I attended at DEVit conf in 2017 and had the pleasure to meet substack: he is a very kind person and, in my opinion, one of the most brilliant developer around and main evangelist of the holy Unix phylosophy. Talking about minimalism, vanilla code, etc. he said to me

… also moment.js it is unnecessary, you can achieve the features you need with few lines of code, instead of importing it in your build

I thought it was an interesting point and those words were in background for two years, until now that I decided to write down few snippets I use to manipulate and parse dates in Javascript.
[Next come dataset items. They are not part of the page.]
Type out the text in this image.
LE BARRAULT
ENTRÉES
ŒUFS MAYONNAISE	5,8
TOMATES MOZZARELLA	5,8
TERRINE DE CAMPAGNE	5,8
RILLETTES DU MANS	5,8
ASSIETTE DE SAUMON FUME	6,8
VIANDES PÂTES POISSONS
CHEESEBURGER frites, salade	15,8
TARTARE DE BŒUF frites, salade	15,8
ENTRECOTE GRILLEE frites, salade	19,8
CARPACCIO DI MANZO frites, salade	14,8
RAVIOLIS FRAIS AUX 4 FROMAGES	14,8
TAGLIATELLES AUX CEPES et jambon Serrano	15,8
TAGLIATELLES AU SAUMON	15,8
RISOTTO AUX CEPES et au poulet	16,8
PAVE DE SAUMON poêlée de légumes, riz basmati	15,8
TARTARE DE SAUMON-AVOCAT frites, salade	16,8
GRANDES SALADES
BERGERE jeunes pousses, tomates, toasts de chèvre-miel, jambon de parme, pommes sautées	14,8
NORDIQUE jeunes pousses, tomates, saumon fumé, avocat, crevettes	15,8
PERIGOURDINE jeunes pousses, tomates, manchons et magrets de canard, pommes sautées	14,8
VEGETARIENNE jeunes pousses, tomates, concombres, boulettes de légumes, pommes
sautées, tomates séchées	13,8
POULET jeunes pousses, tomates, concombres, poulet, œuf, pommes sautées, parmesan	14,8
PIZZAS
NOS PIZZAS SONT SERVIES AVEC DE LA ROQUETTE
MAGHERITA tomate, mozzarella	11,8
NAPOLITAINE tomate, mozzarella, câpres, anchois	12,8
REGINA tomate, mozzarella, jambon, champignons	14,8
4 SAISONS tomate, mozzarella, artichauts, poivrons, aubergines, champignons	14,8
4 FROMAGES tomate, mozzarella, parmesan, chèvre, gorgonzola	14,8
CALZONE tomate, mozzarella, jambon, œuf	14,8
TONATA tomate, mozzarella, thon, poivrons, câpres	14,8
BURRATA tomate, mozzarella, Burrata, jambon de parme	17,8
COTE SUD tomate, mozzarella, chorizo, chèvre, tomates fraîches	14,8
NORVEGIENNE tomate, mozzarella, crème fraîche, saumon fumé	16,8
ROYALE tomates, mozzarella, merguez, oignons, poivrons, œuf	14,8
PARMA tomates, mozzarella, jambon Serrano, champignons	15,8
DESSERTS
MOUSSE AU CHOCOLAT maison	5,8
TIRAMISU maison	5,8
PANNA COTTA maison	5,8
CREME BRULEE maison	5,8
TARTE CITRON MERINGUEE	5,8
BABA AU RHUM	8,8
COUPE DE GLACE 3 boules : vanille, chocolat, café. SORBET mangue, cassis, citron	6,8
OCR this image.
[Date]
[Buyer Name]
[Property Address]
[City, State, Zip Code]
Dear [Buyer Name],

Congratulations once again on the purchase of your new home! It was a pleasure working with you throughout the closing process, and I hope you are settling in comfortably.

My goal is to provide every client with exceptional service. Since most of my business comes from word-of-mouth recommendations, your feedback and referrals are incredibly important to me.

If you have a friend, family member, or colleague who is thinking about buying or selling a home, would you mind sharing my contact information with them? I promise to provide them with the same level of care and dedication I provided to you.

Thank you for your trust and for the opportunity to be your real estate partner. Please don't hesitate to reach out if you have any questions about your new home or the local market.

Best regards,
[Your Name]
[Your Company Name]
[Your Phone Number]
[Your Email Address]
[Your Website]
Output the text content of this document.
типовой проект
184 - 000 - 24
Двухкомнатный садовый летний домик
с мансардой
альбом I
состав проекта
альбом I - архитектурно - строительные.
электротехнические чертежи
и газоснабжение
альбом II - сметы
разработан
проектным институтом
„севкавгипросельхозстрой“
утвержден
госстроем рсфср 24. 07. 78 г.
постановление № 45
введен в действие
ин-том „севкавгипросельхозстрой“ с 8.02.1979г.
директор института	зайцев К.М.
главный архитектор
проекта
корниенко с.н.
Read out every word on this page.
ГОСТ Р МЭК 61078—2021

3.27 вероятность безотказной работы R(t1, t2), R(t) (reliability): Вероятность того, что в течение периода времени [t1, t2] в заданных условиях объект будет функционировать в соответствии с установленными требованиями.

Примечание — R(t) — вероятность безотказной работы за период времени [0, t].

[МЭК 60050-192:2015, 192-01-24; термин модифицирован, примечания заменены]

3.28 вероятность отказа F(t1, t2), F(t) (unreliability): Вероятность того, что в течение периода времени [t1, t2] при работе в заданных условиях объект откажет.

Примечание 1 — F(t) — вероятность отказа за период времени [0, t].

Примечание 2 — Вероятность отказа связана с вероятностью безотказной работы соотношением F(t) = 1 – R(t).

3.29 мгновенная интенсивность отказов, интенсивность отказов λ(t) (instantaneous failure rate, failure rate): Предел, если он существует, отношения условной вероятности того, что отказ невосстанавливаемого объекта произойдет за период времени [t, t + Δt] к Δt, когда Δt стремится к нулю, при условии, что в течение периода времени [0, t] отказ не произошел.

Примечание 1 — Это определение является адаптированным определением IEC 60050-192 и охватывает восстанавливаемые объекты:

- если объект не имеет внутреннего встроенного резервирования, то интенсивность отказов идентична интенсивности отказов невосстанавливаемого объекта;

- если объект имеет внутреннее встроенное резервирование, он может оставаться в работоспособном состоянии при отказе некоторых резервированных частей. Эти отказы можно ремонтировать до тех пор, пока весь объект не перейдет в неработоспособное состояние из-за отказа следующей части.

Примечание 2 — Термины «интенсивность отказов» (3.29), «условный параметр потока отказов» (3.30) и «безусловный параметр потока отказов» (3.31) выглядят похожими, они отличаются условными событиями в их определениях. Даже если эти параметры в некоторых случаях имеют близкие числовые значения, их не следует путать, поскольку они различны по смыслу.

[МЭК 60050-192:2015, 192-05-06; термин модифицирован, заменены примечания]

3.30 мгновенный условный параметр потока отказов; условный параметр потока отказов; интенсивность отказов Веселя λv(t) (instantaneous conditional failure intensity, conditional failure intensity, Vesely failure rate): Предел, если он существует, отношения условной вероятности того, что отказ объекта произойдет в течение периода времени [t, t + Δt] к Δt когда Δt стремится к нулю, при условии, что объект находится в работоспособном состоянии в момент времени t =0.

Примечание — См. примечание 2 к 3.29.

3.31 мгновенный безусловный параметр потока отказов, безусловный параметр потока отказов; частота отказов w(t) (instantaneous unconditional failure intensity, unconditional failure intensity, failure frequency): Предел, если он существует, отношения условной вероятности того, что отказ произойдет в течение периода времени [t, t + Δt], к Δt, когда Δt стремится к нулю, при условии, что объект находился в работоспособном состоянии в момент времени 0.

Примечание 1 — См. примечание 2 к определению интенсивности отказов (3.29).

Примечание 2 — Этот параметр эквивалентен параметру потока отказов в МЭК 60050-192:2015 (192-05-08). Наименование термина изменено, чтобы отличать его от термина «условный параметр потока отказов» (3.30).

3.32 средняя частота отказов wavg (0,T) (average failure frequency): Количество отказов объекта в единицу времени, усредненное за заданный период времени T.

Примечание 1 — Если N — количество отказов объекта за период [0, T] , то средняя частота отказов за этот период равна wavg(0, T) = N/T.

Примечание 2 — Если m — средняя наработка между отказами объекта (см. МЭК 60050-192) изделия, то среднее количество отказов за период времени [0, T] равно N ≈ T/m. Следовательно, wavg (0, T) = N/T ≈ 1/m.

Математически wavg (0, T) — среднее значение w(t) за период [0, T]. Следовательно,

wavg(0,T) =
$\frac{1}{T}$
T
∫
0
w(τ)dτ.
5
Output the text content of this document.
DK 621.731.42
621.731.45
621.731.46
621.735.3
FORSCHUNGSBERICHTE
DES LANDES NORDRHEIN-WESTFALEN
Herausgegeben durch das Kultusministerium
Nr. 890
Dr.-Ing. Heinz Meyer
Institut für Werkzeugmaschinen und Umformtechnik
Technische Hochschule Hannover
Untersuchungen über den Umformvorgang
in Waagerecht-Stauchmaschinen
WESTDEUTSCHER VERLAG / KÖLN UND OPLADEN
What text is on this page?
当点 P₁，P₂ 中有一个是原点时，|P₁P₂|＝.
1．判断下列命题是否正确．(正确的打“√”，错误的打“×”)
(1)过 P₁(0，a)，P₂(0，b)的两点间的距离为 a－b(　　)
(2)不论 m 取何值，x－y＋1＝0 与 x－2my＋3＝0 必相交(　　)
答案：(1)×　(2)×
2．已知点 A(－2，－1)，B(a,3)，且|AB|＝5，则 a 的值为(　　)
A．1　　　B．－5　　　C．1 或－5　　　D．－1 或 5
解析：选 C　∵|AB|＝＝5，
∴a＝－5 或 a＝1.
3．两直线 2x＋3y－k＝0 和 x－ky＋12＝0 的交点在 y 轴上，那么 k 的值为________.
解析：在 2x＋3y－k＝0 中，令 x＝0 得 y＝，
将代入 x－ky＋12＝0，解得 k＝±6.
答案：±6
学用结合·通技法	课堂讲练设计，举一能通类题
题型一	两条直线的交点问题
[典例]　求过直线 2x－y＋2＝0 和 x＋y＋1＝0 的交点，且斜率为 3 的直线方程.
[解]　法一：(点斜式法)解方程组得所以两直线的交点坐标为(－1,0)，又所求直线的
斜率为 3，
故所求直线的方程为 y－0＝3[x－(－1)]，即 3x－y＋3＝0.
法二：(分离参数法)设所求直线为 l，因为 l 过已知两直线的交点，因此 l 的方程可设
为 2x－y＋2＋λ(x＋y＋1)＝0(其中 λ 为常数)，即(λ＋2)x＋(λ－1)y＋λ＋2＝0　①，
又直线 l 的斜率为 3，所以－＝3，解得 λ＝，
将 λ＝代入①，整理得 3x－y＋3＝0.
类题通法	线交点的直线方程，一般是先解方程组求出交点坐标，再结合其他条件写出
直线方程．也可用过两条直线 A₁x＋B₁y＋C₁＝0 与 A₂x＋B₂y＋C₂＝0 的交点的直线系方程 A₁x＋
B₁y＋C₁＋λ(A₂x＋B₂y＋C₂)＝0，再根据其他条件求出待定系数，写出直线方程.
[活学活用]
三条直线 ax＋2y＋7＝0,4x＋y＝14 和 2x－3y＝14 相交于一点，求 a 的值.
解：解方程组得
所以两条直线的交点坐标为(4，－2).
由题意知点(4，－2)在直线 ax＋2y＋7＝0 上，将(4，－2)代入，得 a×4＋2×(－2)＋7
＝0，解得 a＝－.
UPDATE: it looks like that many others shares this opinion too: you dont need Momentjs.

Now

Start from here, now!

const now = new Date()

Current Unix timestamp in seconds

Math.floor(now.getTime() / 1000)

Notice also this syntax is valid if you want to get a value on the fly with no need to create a reference

Math.floor(new Date().getTime() / 1000)

De Mysteriis Dom JavaScript!

Also following snippets are weird but they work, and even more… they work in UTC.

Add or subtract time.

Get yesterday date.

now.setDate(now.getDate() - 1)

Go back two hours.

now.setHours(now.getHours() - 2)

Add one month.

now.setMonth(now.getMonth() + 1)

Get last day of previous month.

now.setDate(1)
now.setDate(now.getDate() - 1)

Follows a list of utility functions for date manipulation.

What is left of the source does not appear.